AK Parti, hürriyetleri kısıtlayan hiçbir bahaneye inanmamaktadır. Diyarbakır, çektiği acılarla, Doğu ve Güneydoğu'nun hizmeti en fazla hak eden şehirdir. Diyarbakırımızın acil olarak hizmetine ihtiyaç duyduğu beş projemiz iisee şunlardır:
1- Kırklardağı Rekreasyon Alanı Projesi
2- Suriçi Bölgesi Sağlıklaştırma Projesi
3- İstasyon Caddesi-Elazığ Caddesi Yeni Kent Odağı Projesi
4- Barış Çocukları Eğlence ve Eğitim Parkı Projesi
5- Ulaşım Sisteminin İyileştirilmesi ve Hafif Raylı Ulaşım Sistemi Projesi. Rüyamız Diyarbakır'da herkesin iş ve aş sahibi olmasıdır. Halkımızın desteğiyle seçilmemiz halinde bunu gerçekleştireceğiz.

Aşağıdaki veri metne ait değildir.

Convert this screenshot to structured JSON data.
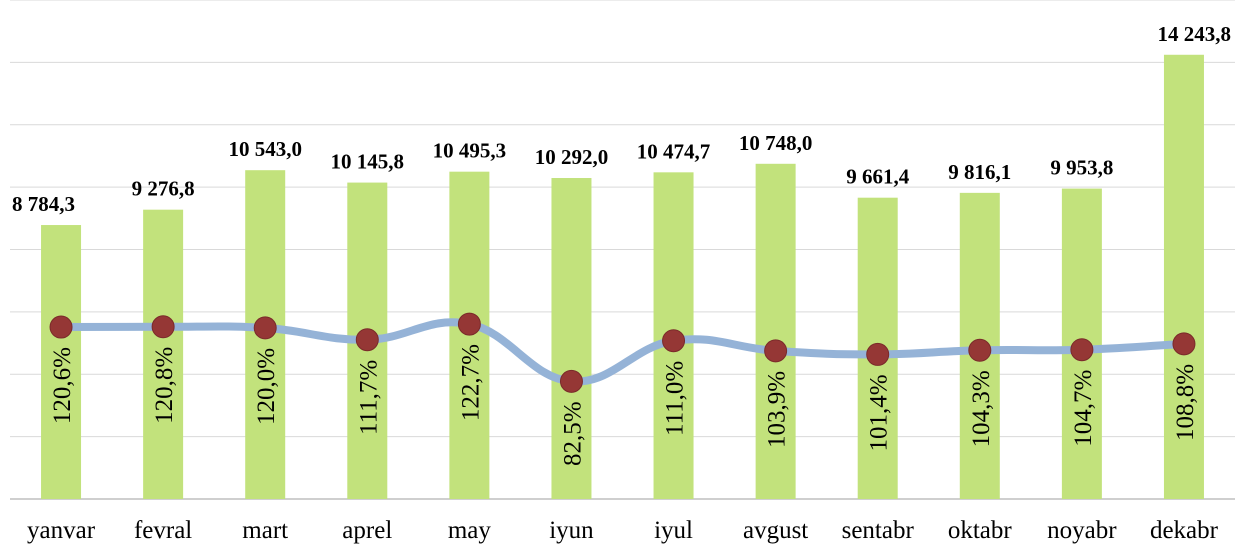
{
  "chart_data": {
    "type": "bar",
    "categories": [
      "yanvar",
      "fevral",
      "mart",
      "aprel",
      "may",
      "iyun",
      "iyul",
      "avgust",
      "sentabr",
      "oktabr",
      "noyabr",
      "dekabr"
    ],
    "series": [
      {
        "type": "bar",
        "values": [
          8784.3,
          9276.8,
          10543.0,
          10145.8,
          10495.3,
          10292.0,
          10474.7,
          10748.0,
          9661.4,
          9816.1,
          9953.8,
          14243.8
        ],
        "labels": [
          "8 784,3",
          "9 276,8",
          "10 543,0",
          "10 145,8",
          "10 495,3",
          "10 292,0",
          "10 474,7",
          "10 748,0",
          "9 661,4",
          "9 816,1",
          "9 953,8",
          "14 243,8"
        ]
      },
      {
        "type": "line",
        "values": [
          120.6,
          120.8,
          120.0,
          111.7,
          122.7,
          82.5,
          111.0,
          103.9,
          101.4,
          104.3,
          104.7,
          108.8
        ],
        "labels": [
          "120,6%",
          "120,8%",
          "120,0%",
          "111,7%",
          "122,7%",
          "82,5%",
          "111,0%",
          "103,9%",
          "101,4%",
          "104,3%",
          "104,7%",
          "108,8%"
        ]
      }
    ],
    "ylim": [
      0,
      16000
    ],
    "y2lim": [
      0,
      350
    ],
    "grid": true,
    "colors": {
      "bar": "#c2e27c",
      "line": "#95b3d7",
      "marker": "#953735",
      "marker_edge": "#7a2b2a"
    }
  }
}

-Ekspres: Peki şu andaki yerel yönetim size göre hiç mi hizmet yapmadı?

-Arzu: Yerel yönetimler siyaset mekanı değildir. Hizmet mekanıdır. Biz bunu aziz Diyarbakırlı hemşehrilerimize göstereceğiz. Belediyecilik sadece temizlik yapmaktan ibaret değildir. Bakın Diyarbakırımız'da belediye hizmeti verememenin bahanesi olarak, Kürt sorunu gösterildi ya da muhalefet partisinden belediye başkanı olmanın zorluklarından dem vurdular. Diyarbakır'a ve Diyarbakırlıya hizmet götürmekten aciz kalanlar, kendi beceriksizliklerini örtmek için hep bunu söylediler. Oysa Diyarbakırımız'da Kürt sorunu bugünden çok daha yoğun şekilde yaşanırken, başarılı belediye hizmeti verenler olmadı mı? Elbette oldu, siz buna şahitsiniz. Ahmet Bilgin kentte çok önemli hizmetler yaptı. Bugün hayata geçirilenlerin bir çoğu onun projesidir. Şehirlerarası otobüs terminali başta olmak üzere.

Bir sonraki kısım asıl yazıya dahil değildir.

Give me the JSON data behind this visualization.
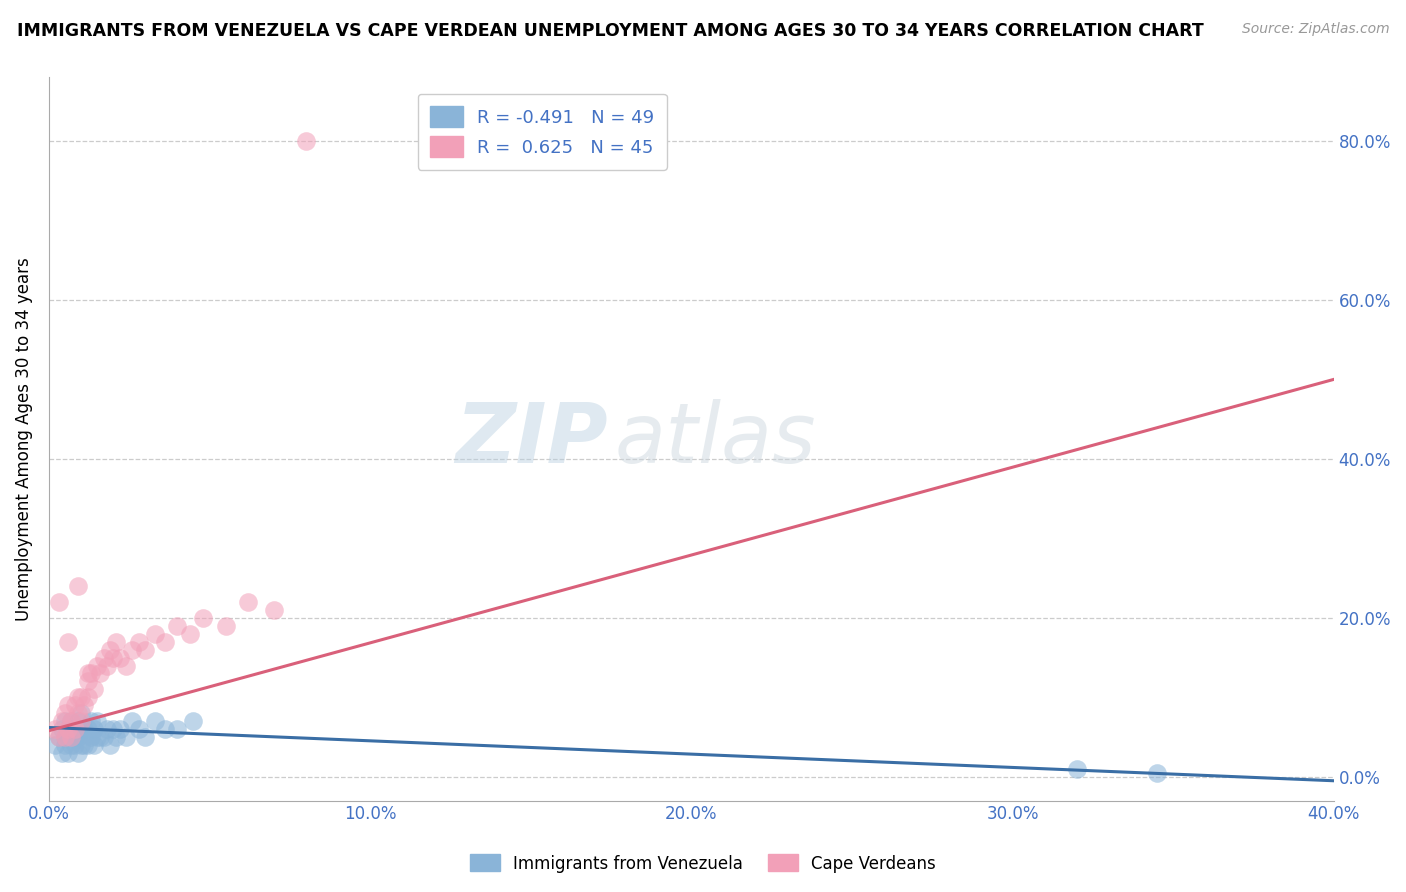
{
  "title": "IMMIGRANTS FROM VENEZUELA VS CAPE VERDEAN UNEMPLOYMENT AMONG AGES 30 TO 34 YEARS CORRELATION CHART",
  "source": "Source: ZipAtlas.com",
  "ylabel": "Unemployment Among Ages 30 to 34 years",
  "xlabel_ticks": [
    "0.0%",
    "10.0%",
    "20.0%",
    "30.0%",
    "40.0%"
  ],
  "xlabel_vals": [
    0.0,
    0.1,
    0.2,
    0.3,
    0.4
  ],
  "ylabel_ticks": [
    "0.0%",
    "20.0%",
    "40.0%",
    "60.0%",
    "80.0%"
  ],
  "ylabel_vals": [
    0.0,
    0.2,
    0.4,
    0.6,
    0.8
  ],
  "xmin": 0.0,
  "xmax": 0.4,
  "ymin": -0.03,
  "ymax": 0.88,
  "blue_R": -0.491,
  "blue_N": 49,
  "pink_R": 0.625,
  "pink_N": 45,
  "blue_color": "#8ab4d8",
  "pink_color": "#f2a0b8",
  "blue_line_color": "#3a6ea5",
  "pink_line_color": "#d9607a",
  "watermark_zip": "ZIP",
  "watermark_atlas": "atlas",
  "legend_label_blue": "Immigrants from Venezuela",
  "legend_label_pink": "Cape Verdeans",
  "blue_scatter_x": [
    0.002,
    0.003,
    0.004,
    0.004,
    0.005,
    0.005,
    0.005,
    0.006,
    0.006,
    0.006,
    0.007,
    0.007,
    0.007,
    0.008,
    0.008,
    0.008,
    0.009,
    0.009,
    0.009,
    0.01,
    0.01,
    0.01,
    0.011,
    0.011,
    0.012,
    0.012,
    0.013,
    0.013,
    0.014,
    0.014,
    0.015,
    0.015,
    0.016,
    0.017,
    0.018,
    0.019,
    0.02,
    0.021,
    0.022,
    0.024,
    0.026,
    0.028,
    0.03,
    0.033,
    0.036,
    0.04,
    0.045,
    0.32,
    0.345
  ],
  "blue_scatter_y": [
    0.04,
    0.05,
    0.03,
    0.06,
    0.04,
    0.05,
    0.07,
    0.03,
    0.05,
    0.06,
    0.04,
    0.06,
    0.07,
    0.04,
    0.05,
    0.06,
    0.03,
    0.05,
    0.07,
    0.04,
    0.06,
    0.08,
    0.04,
    0.06,
    0.04,
    0.06,
    0.05,
    0.07,
    0.04,
    0.06,
    0.05,
    0.07,
    0.05,
    0.05,
    0.06,
    0.04,
    0.06,
    0.05,
    0.06,
    0.05,
    0.07,
    0.06,
    0.05,
    0.07,
    0.06,
    0.06,
    0.07,
    0.01,
    0.005
  ],
  "pink_scatter_x": [
    0.002,
    0.003,
    0.004,
    0.005,
    0.005,
    0.006,
    0.006,
    0.007,
    0.007,
    0.008,
    0.008,
    0.009,
    0.009,
    0.01,
    0.01,
    0.011,
    0.012,
    0.012,
    0.013,
    0.014,
    0.015,
    0.016,
    0.017,
    0.018,
    0.019,
    0.02,
    0.021,
    0.022,
    0.024,
    0.026,
    0.028,
    0.03,
    0.033,
    0.036,
    0.04,
    0.044,
    0.048,
    0.055,
    0.062,
    0.07,
    0.003,
    0.006,
    0.009,
    0.012,
    0.08
  ],
  "pink_scatter_y": [
    0.06,
    0.05,
    0.07,
    0.05,
    0.08,
    0.06,
    0.09,
    0.05,
    0.07,
    0.06,
    0.09,
    0.08,
    0.1,
    0.07,
    0.1,
    0.09,
    0.1,
    0.12,
    0.13,
    0.11,
    0.14,
    0.13,
    0.15,
    0.14,
    0.16,
    0.15,
    0.17,
    0.15,
    0.14,
    0.16,
    0.17,
    0.16,
    0.18,
    0.17,
    0.19,
    0.18,
    0.2,
    0.19,
    0.22,
    0.21,
    0.22,
    0.17,
    0.24,
    0.13,
    0.8
  ],
  "blue_line_x": [
    0.0,
    0.4
  ],
  "blue_line_y": [
    0.062,
    -0.005
  ],
  "pink_line_x": [
    0.0,
    0.4
  ],
  "pink_line_y": [
    0.058,
    0.5
  ]
}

-Ekspres: Başkan seçilmeniz halinde, Kürt sorunuyla ilgili konuşmayacakmısınız, bu sorunun çözümü yönünde politikalarınız olmayacak mı?

-Arzu: Bakınız, Kürt sorunu yerel bir sorun degildir; hepimizin sorunudur. Bugün, Kürt sorununu Türkiye Büyük Millet Meclisi'nde dile getiren Diyarbakırlı vekillerimiz var. Dolayısıyla, Diyarbakır belediyemizin, artık asıl işine, yani belediyecilik hizmetine dönmesinin vakti çoktan gelmiştir. Şimdi değilse ne zaman? Ne zamana kadar devasa sorunların kucağında, hizmete hasret bekleyecek Diyarbakır? 5 bin yıllık tarihi derinliğiyle, medeniyetlerin gözbebeği olmuş bu şehri yönetenlerin, artık büyük düşünmesinin vakti geldi de geçiyor bile. Çünkü Diyarbakırlı hizmet talep ediyor, Diyarbakırlı büyük düşünüyor ve kendisi gibi büyük düşünecek idareciler arıyor.

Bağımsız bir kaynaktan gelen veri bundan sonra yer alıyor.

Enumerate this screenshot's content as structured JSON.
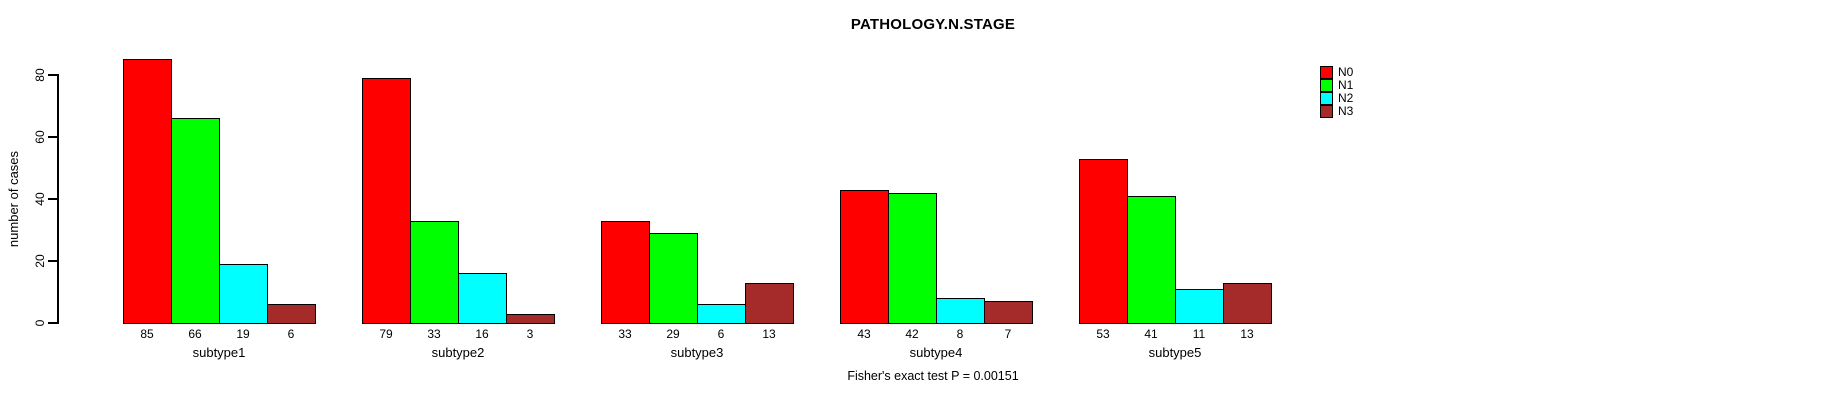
{
  "chart_data": {
    "type": "bar",
    "title": "PATHOLOGY.N.STAGE",
    "ylabel": "number of cases",
    "xlabel": "",
    "ylim": [
      0,
      85
    ],
    "yticks": [
      0,
      20,
      40,
      60,
      80
    ],
    "categories": [
      "subtype1",
      "subtype2",
      "subtype3",
      "subtype4",
      "subtype5"
    ],
    "series": [
      {
        "name": "N0",
        "color": "#FF0000",
        "values": [
          85,
          79,
          33,
          43,
          53
        ]
      },
      {
        "name": "N1",
        "color": "#00FF00",
        "values": [
          66,
          33,
          29,
          42,
          41
        ]
      },
      {
        "name": "N2",
        "color": "#00FFFF",
        "values": [
          19,
          16,
          6,
          8,
          11
        ]
      },
      {
        "name": "N3",
        "color": "#A52A2A",
        "values": [
          6,
          3,
          13,
          7,
          13
        ]
      }
    ],
    "bar_value_labels": true,
    "grid": false,
    "legend_position": "top-right",
    "annotation": "Fisher's exact test P = 0.00151"
  }
}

-Ekspres: AK Parti'nin belediyeleri alması halinde, Kürt sorununa çözüm gelmeyeceği, Kürt kimliğinin yok sayılacağını iddia edenler var. Ne diyorsunuz?

-Arzu: Böyle bir şey mümkün mü. Bakın demokratik sorunlar, insan hakları sorunları Diyarbakırlının belediye hizmeti almasına engel değildir. Hiçbir zaman da olmamıştır. Kürt kimliğini gündeme getiren AK Parti'dir. Bunu yapan bir parti nasıl Kürt kimliğini kaldırır. Kürt sorunu benim sorunumdur diyen bir Başbakan var. Sayın Başbakan'ın dışında hangi Başbakan veya hangi lider Kürt sorunu benim sorunumdur dedi? İlk defa AK Parti hükümeti döneminde bu sorunun çözümü ele alındı. Yine on yıllardır, anti-demokratik sorunlara takılan TRT Şeş, AK Parti döneminde hayata geçirilerek, insan haklarına saygının yeni bir kapısı aralandı. TRT Şeş'ten bile rahatsızlık duydular. TRT Şeş'in seçim yatırımı olduğunu söylediler. Ama maaalesef sizin TRT Şeş'i izleme hakkınızdan bile rahatsız olanlar oldu. Bütün engellemelere, bütün rahatsızlıklara rağmen TRT Şeş AK Parti eliyle hayata geçti.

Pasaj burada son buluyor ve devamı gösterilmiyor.